(Image courtesy: HBO)
Warning: Spoilers Ahead!
Okay, let’s say you can tame a dragon. But could one really fly? And if so, could you ride it? We have answers!
HBO’s hit series Game of Thrones, about a mythical world (in which just about every character has a British accent, go figure) that’s going through a series of political upheavals, as separate kingdoms try to get the upper hand, often through clever political maneuvering but more often through horrific violence, including warfare.
There aren’t any guns in this world, but ingenious weaponry abounds, everything from barrels of liquid fire to giant crossbows, and, yes, there’s swordplay to spare.

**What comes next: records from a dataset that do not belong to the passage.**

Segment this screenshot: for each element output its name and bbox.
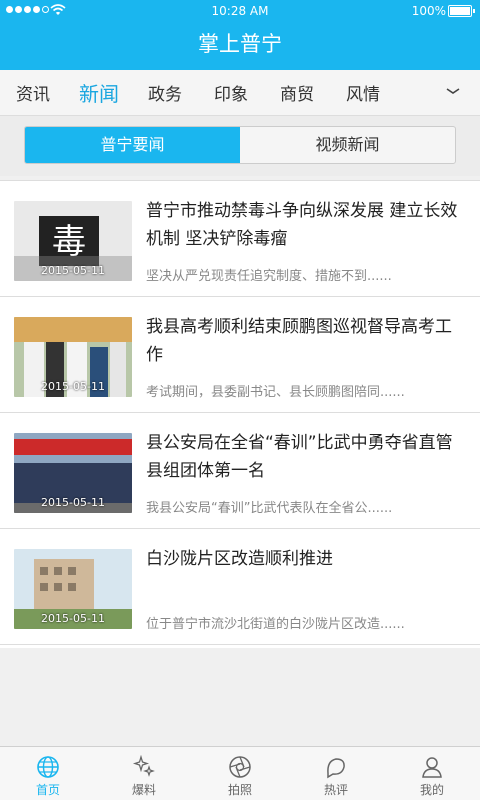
news-title: 普宁市推动禁毒斗争向纵深发展 建立长效机制 坚决铲除毒瘤 (146, 201, 458, 249)
news-title: 县公安局在全省“春训”比武中勇夺省直管县组团体第一名 (146, 433, 453, 481)
battery-percent: 100% (411, 4, 446, 18)
battery-icon (448, 5, 475, 17)
news-item[interactable]: 2015-05-11 白沙陇片区改造顺利推进 位于普宁市流沙北街道的白沙陇片区改… (0, 529, 480, 645)
tab-photo-label: 拍照 (227, 783, 252, 797)
tab-puning-news[interactable]: 普宁要闻 (25, 127, 240, 163)
news-summary: 位于普宁市流沙北街道的白沙陇片区改造...... (146, 617, 405, 632)
category-tab-customs[interactable]: 风情 (330, 80, 396, 105)
status-time: 10:28 AM (211, 4, 269, 18)
tab-comments[interactable]: 热评 (288, 747, 384, 800)
segment-bar: 普宁要闻 视频新闻 (0, 116, 480, 176)
news-date: 2015-05-11 (41, 380, 105, 393)
category-tab-impression[interactable]: 印象 (198, 80, 264, 105)
news-title: 白沙陇片区改造顺利推进 (146, 549, 333, 569)
tab-home-label: 首页 (35, 783, 60, 797)
tab-comments-label: 热评 (323, 783, 348, 797)
app-title: 掌上普宁 (198, 32, 282, 56)
news-summary: 坚决从严兑现责任追究制度、措施不到...... (146, 269, 392, 284)
status-bar: 10:28 AM 100% (0, 0, 480, 22)
category-nav: 资讯 新闻 政务 印象 商贸 风情 (0, 70, 480, 116)
news-date: 2015-05-11 (41, 264, 105, 277)
news-thumbnail: 2015-05-11 (14, 433, 132, 513)
bottom-tab-bar: 首页 爆料 拍照 热评 我的 (0, 746, 480, 800)
news-item[interactable]: 2015-05-11 我县高考顺利结束顾鹏图巡视督导高考工作 考试期间，县委副书… (0, 297, 480, 413)
segmented-control: 普宁要闻 视频新闻 (24, 126, 456, 164)
comment-icon (327, 758, 345, 779)
user-icon (422, 757, 442, 778)
news-date: 2015-05-11 (41, 612, 105, 625)
news-date: 2015-05-11 (41, 496, 105, 509)
news-thumbnail: 2015-05-11 (14, 317, 132, 397)
app-header: 10:28 AM 100% 掌上普宁 (0, 0, 480, 70)
news-item[interactable]: 2015-05-11 县公安局在全省“春训”比武中勇夺省直管县组团体第一名 我县… (0, 413, 480, 529)
tab-profile[interactable]: 我的 (384, 747, 480, 800)
globe-icon (37, 756, 59, 778)
tab-photo[interactable]: 拍照 (192, 747, 288, 800)
tab-tip-label: 爆料 (131, 783, 156, 797)
category-tab-info[interactable]: 资讯 (0, 80, 66, 105)
news-title: 我县高考顺利结束顾鹏图巡视督导高考工作 (146, 317, 452, 365)
news-summary: 考试期间，县委副书记、县长顾鹏图陪同...... (146, 385, 405, 400)
category-tab-government[interactable]: 政务 (132, 80, 198, 105)
tab-home[interactable]: 首页 (0, 747, 96, 800)
news-thumbnail: 毒 2015-05-11 (14, 201, 132, 281)
camera-aperture-icon (229, 756, 251, 778)
category-tab-commerce[interactable]: 商贸 (264, 80, 330, 105)
tab-video-news[interactable]: 视频新闻 (240, 127, 455, 163)
news-item[interactable]: 毒 2015-05-11 普宁市推动禁毒斗争向纵深发展 建立长效机制 坚决铲除毒… (0, 181, 480, 297)
sparkle-icon (132, 755, 155, 777)
category-tab-news[interactable]: 新闻 (66, 78, 132, 107)
tab-profile-label: 我的 (419, 783, 444, 797)
news-list: 毒 2015-05-11 普宁市推动禁毒斗争向纵深发展 建立长效机制 坚决铲除毒… (0, 180, 480, 648)
news-summary: 我县公安局“春训”比武代表队在全省公...... (146, 501, 393, 516)
news-thumbnail: 2015-05-11 (14, 549, 132, 629)
tab-tip[interactable]: 爆料 (96, 747, 192, 800)
chevron-down-icon[interactable] (444, 82, 462, 100)
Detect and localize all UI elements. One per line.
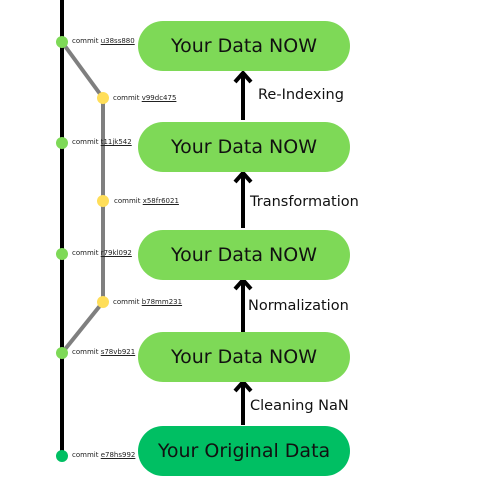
commit-hash-link[interactable]: v99dc475 <box>142 94 177 102</box>
step-label-reindexing: Re-Indexing <box>258 87 344 103</box>
arrow-up-icon <box>233 69 253 120</box>
commit-hash-link[interactable]: e78hs992 <box>101 451 136 459</box>
commit-hash-link[interactable]: s78vb921 <box>101 348 136 356</box>
commit-hash-link[interactable]: x58fr6021 <box>143 197 179 205</box>
commit-label[interactable]: commit t11jk542 <box>72 138 132 147</box>
branch-commit-label[interactable]: commit v99dc475 <box>113 94 176 103</box>
commit-hash-link[interactable]: t11jk542 <box>101 138 132 146</box>
step-label-cleaning: Cleaning NaN <box>250 398 349 414</box>
commit-label[interactable]: commit r79kl092 <box>72 249 132 258</box>
main-commit-dot[interactable] <box>56 137 68 149</box>
branch-line-merge <box>60 300 105 355</box>
commit-label[interactable]: commit u38ss880 <box>72 37 135 46</box>
arrow-up-icon <box>233 378 253 425</box>
branch-commit-label[interactable]: commit b78mm231 <box>113 298 182 307</box>
data-state-box: Your Data NOW <box>138 230 350 280</box>
data-state-box: Your Data NOW <box>138 332 350 382</box>
main-commit-dot[interactable] <box>56 36 68 48</box>
branch-commit-dot[interactable] <box>97 92 109 104</box>
data-state-box: Your Data NOW <box>138 122 350 172</box>
original-data-box: Your Original Data <box>138 426 350 476</box>
branch-commit-label[interactable]: commit x58fr6021 <box>114 197 179 206</box>
branch-commit-dot[interactable] <box>97 296 109 308</box>
commit-label[interactable]: commit e78hs992 <box>72 451 135 460</box>
root-commit-dot[interactable] <box>56 450 68 462</box>
commit-label[interactable]: commit s78vb921 <box>72 348 135 357</box>
branch-line-out <box>60 40 105 100</box>
commit-hash-link[interactable]: u38ss880 <box>101 37 135 45</box>
step-label-normalization: Normalization <box>248 298 349 314</box>
arrow-up-icon <box>233 169 253 228</box>
branch-commit-dot[interactable] <box>97 195 109 207</box>
commit-hash-link[interactable]: b78mm231 <box>142 298 182 306</box>
main-commit-dot[interactable] <box>56 347 68 359</box>
data-state-box: Your Data NOW <box>138 21 350 71</box>
main-commit-dot[interactable] <box>56 248 68 260</box>
step-label-transformation: Transformation <box>250 194 359 210</box>
commit-hash-link[interactable]: r79kl092 <box>101 249 132 257</box>
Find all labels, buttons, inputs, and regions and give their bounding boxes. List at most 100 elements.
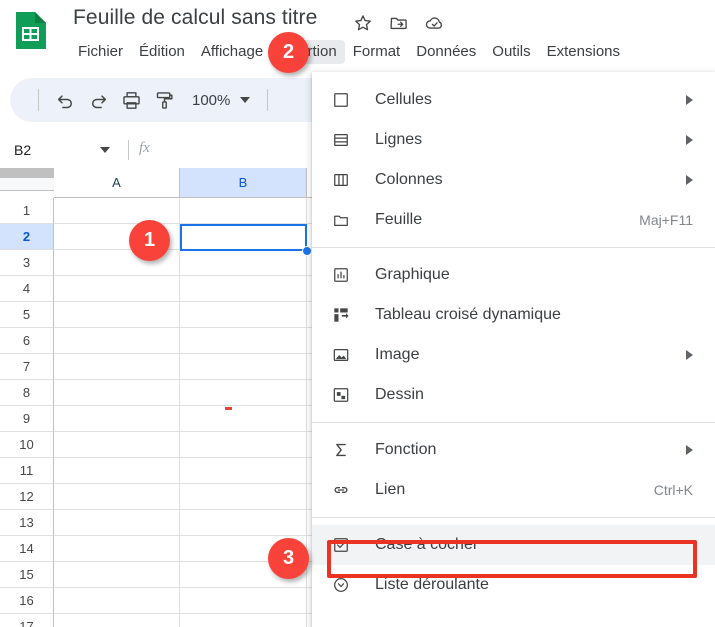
row-header-10[interactable]: 10 bbox=[0, 432, 54, 458]
cell-A12[interactable] bbox=[54, 484, 180, 510]
link-icon bbox=[329, 478, 353, 502]
row-header-2[interactable]: 2 bbox=[0, 224, 54, 250]
row-header-6[interactable]: 6 bbox=[0, 328, 54, 354]
cell-A16[interactable] bbox=[54, 588, 180, 614]
cell-B10[interactable] bbox=[180, 432, 307, 458]
paint-format-icon[interactable] bbox=[149, 85, 179, 115]
cell-B9[interactable] bbox=[180, 406, 307, 432]
zoom-value: 100% bbox=[192, 91, 231, 109]
print-icon[interactable] bbox=[116, 85, 146, 115]
cell-B5[interactable] bbox=[180, 302, 307, 328]
redo-icon[interactable] bbox=[83, 85, 113, 115]
cell-A1[interactable] bbox=[54, 198, 180, 224]
pivot-table-icon bbox=[329, 303, 353, 327]
star-icon[interactable] bbox=[352, 12, 374, 34]
menu-item-label: Feuille bbox=[375, 211, 423, 228]
cell-A11[interactable] bbox=[54, 458, 180, 484]
cell-B16[interactable] bbox=[180, 588, 307, 614]
menu-donnees[interactable]: Données bbox=[408, 40, 484, 64]
row-header-13[interactable]: 13 bbox=[0, 510, 54, 536]
menu-outils[interactable]: Outils bbox=[484, 40, 538, 64]
row-header-label: 2 bbox=[22, 229, 31, 244]
columns-icon bbox=[329, 168, 353, 192]
cell-A7[interactable] bbox=[54, 354, 180, 380]
menu-item-lien[interactable]: Lien Ctrl+K bbox=[312, 470, 715, 510]
menu-item-feuille[interactable]: Feuille Maj+F11 bbox=[312, 200, 715, 240]
menu-item-lignes[interactable]: Lignes bbox=[312, 120, 715, 160]
row-header-12[interactable]: 12 bbox=[0, 484, 54, 510]
menu-extensions[interactable]: Extensions bbox=[539, 40, 628, 64]
row-header-17[interactable]: 17 bbox=[0, 614, 54, 627]
menu-item-liste-deroulante[interactable]: Liste déroulante bbox=[312, 565, 715, 605]
image-icon bbox=[329, 343, 353, 367]
menu-item-case-a-cocher[interactable]: Case à cocher bbox=[312, 525, 715, 565]
menu-item-cellules[interactable]: Cellules bbox=[312, 80, 715, 120]
menu-item-tableau-croise-dynamique[interactable]: Tableau croisé dynamique bbox=[312, 295, 715, 335]
row-header-7[interactable]: 7 bbox=[0, 354, 54, 380]
cell-B6[interactable] bbox=[180, 328, 307, 354]
sheet-icon bbox=[329, 208, 353, 232]
menu-item-colonnes[interactable]: Colonnes bbox=[312, 160, 715, 200]
cell-A15[interactable] bbox=[54, 562, 180, 588]
cell-B4[interactable] bbox=[180, 276, 307, 302]
undo-icon[interactable] bbox=[50, 85, 80, 115]
name-box-chevron-down-icon[interactable] bbox=[100, 147, 110, 153]
cursor-artifact bbox=[225, 407, 232, 410]
cell-A5[interactable] bbox=[54, 302, 180, 328]
menu-format[interactable]: Format bbox=[345, 40, 409, 64]
menu-item-fonction[interactable]: Fonction bbox=[312, 430, 715, 470]
row-header-9[interactable]: 9 bbox=[0, 406, 54, 432]
cell-A10[interactable] bbox=[54, 432, 180, 458]
menu-edition[interactable]: Édition bbox=[131, 40, 193, 64]
cell-A8[interactable] bbox=[54, 380, 180, 406]
menu-item-label: Cellules bbox=[375, 91, 432, 108]
row-headers: 1 2 3 4 5 6 7 8 9 10 11 12 13 14 15 16 17 bbox=[0, 198, 54, 627]
menu-item-dessin[interactable]: Dessin bbox=[312, 375, 715, 415]
cell-A4[interactable] bbox=[54, 276, 180, 302]
cell-B13[interactable] bbox=[180, 510, 307, 536]
cell-B3[interactable] bbox=[180, 250, 307, 276]
column-header-a[interactable]: A bbox=[54, 168, 180, 198]
cell-icon bbox=[329, 88, 353, 112]
move-to-folder-icon[interactable] bbox=[388, 12, 410, 34]
row-header-4[interactable]: 4 bbox=[0, 276, 54, 302]
cell-A17[interactable] bbox=[54, 614, 180, 627]
menu-fichier[interactable]: Fichier bbox=[70, 40, 131, 64]
fill-handle[interactable] bbox=[302, 246, 312, 256]
app-header: Feuille de calcul sans titre Fichier Édi… bbox=[0, 0, 715, 72]
cell-B1[interactable] bbox=[180, 198, 307, 224]
document-title[interactable]: Feuille de calcul sans titre bbox=[73, 6, 317, 30]
cell-B11[interactable] bbox=[180, 458, 307, 484]
cell-A6[interactable] bbox=[54, 328, 180, 354]
row-header-label: 8 bbox=[22, 385, 31, 400]
cell-A14[interactable] bbox=[54, 536, 180, 562]
name-box[interactable]: B2 bbox=[0, 136, 124, 164]
menu-item-label: Tableau croisé dynamique bbox=[375, 306, 561, 323]
column-header-b[interactable]: B bbox=[180, 168, 307, 198]
rows-icon bbox=[329, 128, 353, 152]
menu-item-image[interactable]: Image bbox=[312, 335, 715, 375]
select-all-corner[interactable] bbox=[0, 168, 55, 191]
cell-B2[interactable] bbox=[180, 224, 307, 250]
row-header-14[interactable]: 14 bbox=[0, 536, 54, 562]
submenu-arrow-icon bbox=[686, 350, 693, 360]
zoom-dropdown[interactable]: 100% bbox=[182, 85, 256, 115]
menu-item-graphique[interactable]: Graphique bbox=[312, 255, 715, 295]
insertion-menu-dropdown[interactable]: Cellules Lignes Colonnes Feuille Maj+F11 Grap… bbox=[312, 72, 715, 627]
cell-A9[interactable] bbox=[54, 406, 180, 432]
cell-B17[interactable] bbox=[180, 614, 307, 627]
row-header-8[interactable]: 8 bbox=[0, 380, 54, 406]
row-header-16[interactable]: 16 bbox=[0, 588, 54, 614]
cloud-saved-icon[interactable] bbox=[424, 12, 446, 34]
cell-B7[interactable] bbox=[180, 354, 307, 380]
row-header-5[interactable]: 5 bbox=[0, 302, 54, 328]
cell-A13[interactable] bbox=[54, 510, 180, 536]
row-header-11[interactable]: 11 bbox=[0, 458, 54, 484]
cell-B8[interactable] bbox=[180, 380, 307, 406]
row-header-1[interactable]: 1 bbox=[0, 198, 54, 224]
row-header-15[interactable]: 15 bbox=[0, 562, 54, 588]
step-badge-2: 2 bbox=[268, 32, 309, 73]
row-header-3[interactable]: 3 bbox=[0, 250, 54, 276]
menu-affichage[interactable]: Affichage bbox=[193, 40, 271, 64]
cell-B12[interactable] bbox=[180, 484, 307, 510]
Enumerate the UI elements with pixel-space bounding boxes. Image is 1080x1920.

Then there’s the nuclear option, Dragons. These aren’t the friendly Puff kind of dragon but giant, angry, fire breathing flying reptiles. For them, no one has an answer, well almost no one. Drat that evil Night King!
We know it’s a mythical world populated with mythical creatures, like giant zombie bears with an attitude, but being pilots we had to ask ourselves the questions, could a dragon this size really fly, and if it could, would anyone be able to ride it?
Could It Fly?
To answer those questions, we looked no farther than paleontology and hunted for the biggest flying dinos ever. Yup, Quetzalcoatlus, the giant flying lizard with a wingspan a third again bigger than a Cessna 172 four-seater. Now, having a big wingspan doesn’t mean that Quetzals could carry a big payload, but they didn’t have to carry any fuel which is good, as avgas was hard to find at the time, but, yes, they could fly. Could larger reptiles have flown? Sure, though one could throw in all kinds of complications, but in theory, the aerodynamics work.
And on Game Of Thrones the flight dynamics are incredibly lifelike. If there were to be a flying dragon with a 120-foot estimated wingspan, it would have to fly just like that.
One stumbling block is the fire, though. Think of a small jet, let’s say HondaJet sized, a six-seater, or so. Now imagine putting a huge turbojet engine on its nose with the thrust pointing forward, which is essentially what a dragon is like, right, and it’s not going to be flying any more. That said, with its giant flapping wings, it could recover, and it can essentially hover, too. (Yeah, we all want one.) So is the whole belching waves of molten destruction a non-starter? Maybe, maybe not.
But Could You Ride It?
Okay, here’s where we part ways with the show. The long and short answer are both “No way!” Here’s why.
In the show, Daenerys Targaryen, known as the Mother of Dragons, learns to ride the beasts—she has three of them—when they are smaller, and she does it simply by hopping aboard and holding on. Right.
We read the opinion of one bull rider saying that if it moves, he could ride it, to which we say, bull. These giant dragons are, one, too big to grip with your legs, there’s no saddle (riders must hold on) and the acceleration forces, just flapping their wings moves their bodies up and down like 30 feet in a heartbeat—are unfathomable.
Even if a pilot could hang on when the G forces were pressing your butt down into your seat, the negative Gs would be a deal breaker. Anyone who’s ever flown aerobatics knows this instinctively. Think about it: Would you fly an open-cockpit aerobatic plane with no seat belt and do repeated high-negative G maneuvers (you know, the kind that lift you out of your seat)? The answer is, you could do only one. Otherwise, the effect of even mild flapping would be the equivalent of an old-fashioned, monster-based ejection seat. And we didn’t notice the riders wearing any parachutes.
Okay already, we know how they hang on, magic, right, the motive force behind so many of the show’s disruptive technologies, from bringing people back from the dead to assuming their perfect form in order to… well, use your imagination!
So even if the flying fire-breathing dragons and their cool and collected riders stretch the science, they are undeniably fun to watch and, okay, dream about flying, too.